What Is the Lion King Based On? The Answer Isn't Hamlet
What is the story of The Lion King actually based on? The answer is probably nothing, but a lot of people will tell you it’s a little play called Hamlet. The thing is, they’re wrong. Saying The Lion King is only based on William Shakespeare’s play Hamlet totally misunderstands what makes Hamlet Hamlet.
Most parents experience a weird relationship with the stories they loved as children. Whether we’re freaked out by princess narratives or wondering about the hidden messages lurking in classic storybooks, a lot of parents tend to interrogate books, TV, and movies we devoured as kids once our own little ones are around. This can lead to innocent questions like Was that X-Men cartoon as good as I remember it? (Yes) Or, Is Mary Poppins racist? (Kind of.) But, all of this rummaging around in kids’ stories can also make you wonder where the stories come from in the first place. This leads us back to The Lion King.
After a string of hits that started with The Little Mermaid in 1989, by 1994 The Lion King was the first big Disney animated feature at that time that wasn’t based — even loosely — on an existing fairy tale, myth or story. Instead, Simba’s quest to reclaim his animal kingdom from his evil Uncle Scar was, seemingly derived from the essential conflict of Shakespeare’s Hamlet. In fact, if you Google “What is the Lion King based on?” the answer you’ll get, overwhelmingly, will be “Hamlet.” But, this is a huge misunderstanding of Hamlet for two reasons.
First, saying The Lion King is based on Hamlet is a superficial observation. Here are the primary ways The Lion King is like Hamlet. Ready?
Already you can see the problems. Just because Scar kills Mufasa in the same way Claudias kills King Hamlet, that doesn’t make the story analogous thematically, it just means similar plot things happen. Yes, Timon and Pumbaa bear a strong resemblance to the Hamlet characters Rosencrantz and Guildenstern, but then again, so do R2-D2 and C-3PO in Star Wars. (If you want actual Shakespeare and Tom Stoppard shout-outs, watch the long-forgotten 2004 direct-to-videoLion King 1 & 1/2, which overtly pretends like it's a Shakespeare thing. The early aughts were wild!) The point is, these are superficial similarities that address the set-up of the plot but have nothing to do with the aim of the story. The story of Hamlet is not really about a wide-eyed wanderer regaining his kingdom: It’s about a fairly arrogant dude cracking the fuck-up.
In Hamlet, the titular young prince is not similar to Simba at all insofar as he’s not likable and not a hero. He also, by the way, dies in the end, and his sometimes girlfriend, Ophelia, drowns herself. Remember that scene in both versions of The Lion King where Nala drowns herself because Simba can’t get his shit together? Yeah, you don’t.

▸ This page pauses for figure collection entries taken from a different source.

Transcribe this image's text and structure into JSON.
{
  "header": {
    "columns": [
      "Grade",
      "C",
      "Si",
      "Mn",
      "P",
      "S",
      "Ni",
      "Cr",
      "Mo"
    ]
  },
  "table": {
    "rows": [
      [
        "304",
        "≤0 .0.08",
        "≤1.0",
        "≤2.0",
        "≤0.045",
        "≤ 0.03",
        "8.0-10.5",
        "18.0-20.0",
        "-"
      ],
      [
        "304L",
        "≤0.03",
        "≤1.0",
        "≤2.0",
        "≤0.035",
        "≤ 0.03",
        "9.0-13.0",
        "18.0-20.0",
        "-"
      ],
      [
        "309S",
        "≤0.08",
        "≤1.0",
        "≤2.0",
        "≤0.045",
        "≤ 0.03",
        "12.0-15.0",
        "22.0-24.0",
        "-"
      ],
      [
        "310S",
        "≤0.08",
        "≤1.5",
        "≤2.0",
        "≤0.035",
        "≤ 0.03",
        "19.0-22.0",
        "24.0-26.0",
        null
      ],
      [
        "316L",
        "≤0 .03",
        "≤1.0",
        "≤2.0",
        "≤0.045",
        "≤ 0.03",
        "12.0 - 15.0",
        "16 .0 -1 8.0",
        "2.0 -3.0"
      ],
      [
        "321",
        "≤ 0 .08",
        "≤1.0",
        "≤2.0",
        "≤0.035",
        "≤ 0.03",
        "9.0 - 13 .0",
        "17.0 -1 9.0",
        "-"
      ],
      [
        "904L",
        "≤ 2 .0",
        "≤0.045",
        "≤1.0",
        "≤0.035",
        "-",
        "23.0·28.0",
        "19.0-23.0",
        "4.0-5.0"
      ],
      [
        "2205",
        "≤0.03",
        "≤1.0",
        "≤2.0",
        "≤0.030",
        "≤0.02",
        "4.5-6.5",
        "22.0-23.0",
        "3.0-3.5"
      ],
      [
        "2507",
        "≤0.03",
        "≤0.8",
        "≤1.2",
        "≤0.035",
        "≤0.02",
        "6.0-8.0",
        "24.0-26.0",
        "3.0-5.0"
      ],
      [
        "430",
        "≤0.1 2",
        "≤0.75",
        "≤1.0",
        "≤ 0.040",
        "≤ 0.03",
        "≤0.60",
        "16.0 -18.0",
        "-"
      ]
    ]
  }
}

This brings us to the second way in which The Lion King is nothing like Hamlet. Let’s talk about that little scene in which Timon, Pumbaa, and Simba are walking on those logs? You know this is the scene that demonstrates the passage of time, in less than 15 seconds, Simba goes from being a lion cub to being a full-on lion king.

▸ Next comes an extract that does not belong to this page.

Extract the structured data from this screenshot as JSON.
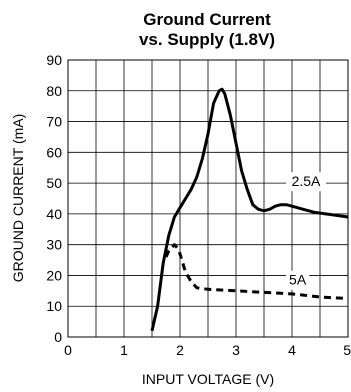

Well, that 15 seconds, that moment of going from being a little impetuous cub to becoming an impetuous young adult — arguably — that 15 seconds, that’s Hamlet. The play is about introspection and, perhaps being lost in introspection. In The Lion King, the ghost of Hamlet’s father actually has its credentials questioned not just by Hamlet, but also by Horatio. In The Lion King, the ghost of Mufasa is just the ghost of Mufasa. So, if you squint, Black Panther could owe a little bit of its plot to The Lion King, which isn’t really a bad thing at all, but saying dead fathers asking living sons to avenge their kingdom always equals Hamlet is just false. The Ghost in Hamlet is shiftier than the ghost in The Lion King in the same way that Hamlet’s journey is shifter than just walking across a log and suddenly being a grown-up.
If anything, Hamlet is about “the undiscovered country,” which, in the play is pretty clearly a metaphor for death. Hamlet’s most famous speech “To be, or not to be,” also, is about the contemplation of death and whether or not life has any meaning if the face of it. In The Lion King, Simba does not hold the skull of Pumbaa and say “Alas poor Pumbaa, I knew him Rafiki!” Because if he did anything like that, then The Lion King would be a lot more like Hamlet than it is. If The Lion King embraced death, it would be Hamlet. But it’s the opposite.
The biggest and best song in The Lion King is “The Circle of Life.” This is what that movie is about. If Disney goes super dark and slips in a new remix called “The Circle of Death,” at that point, I will believe The Lion King is riffing on Hamlet. But until that happens, it’s safe to say that The Lion King tells a familiar story that simply works. And it works best if you leave Shakespeare’s ghost well outside of the jungle.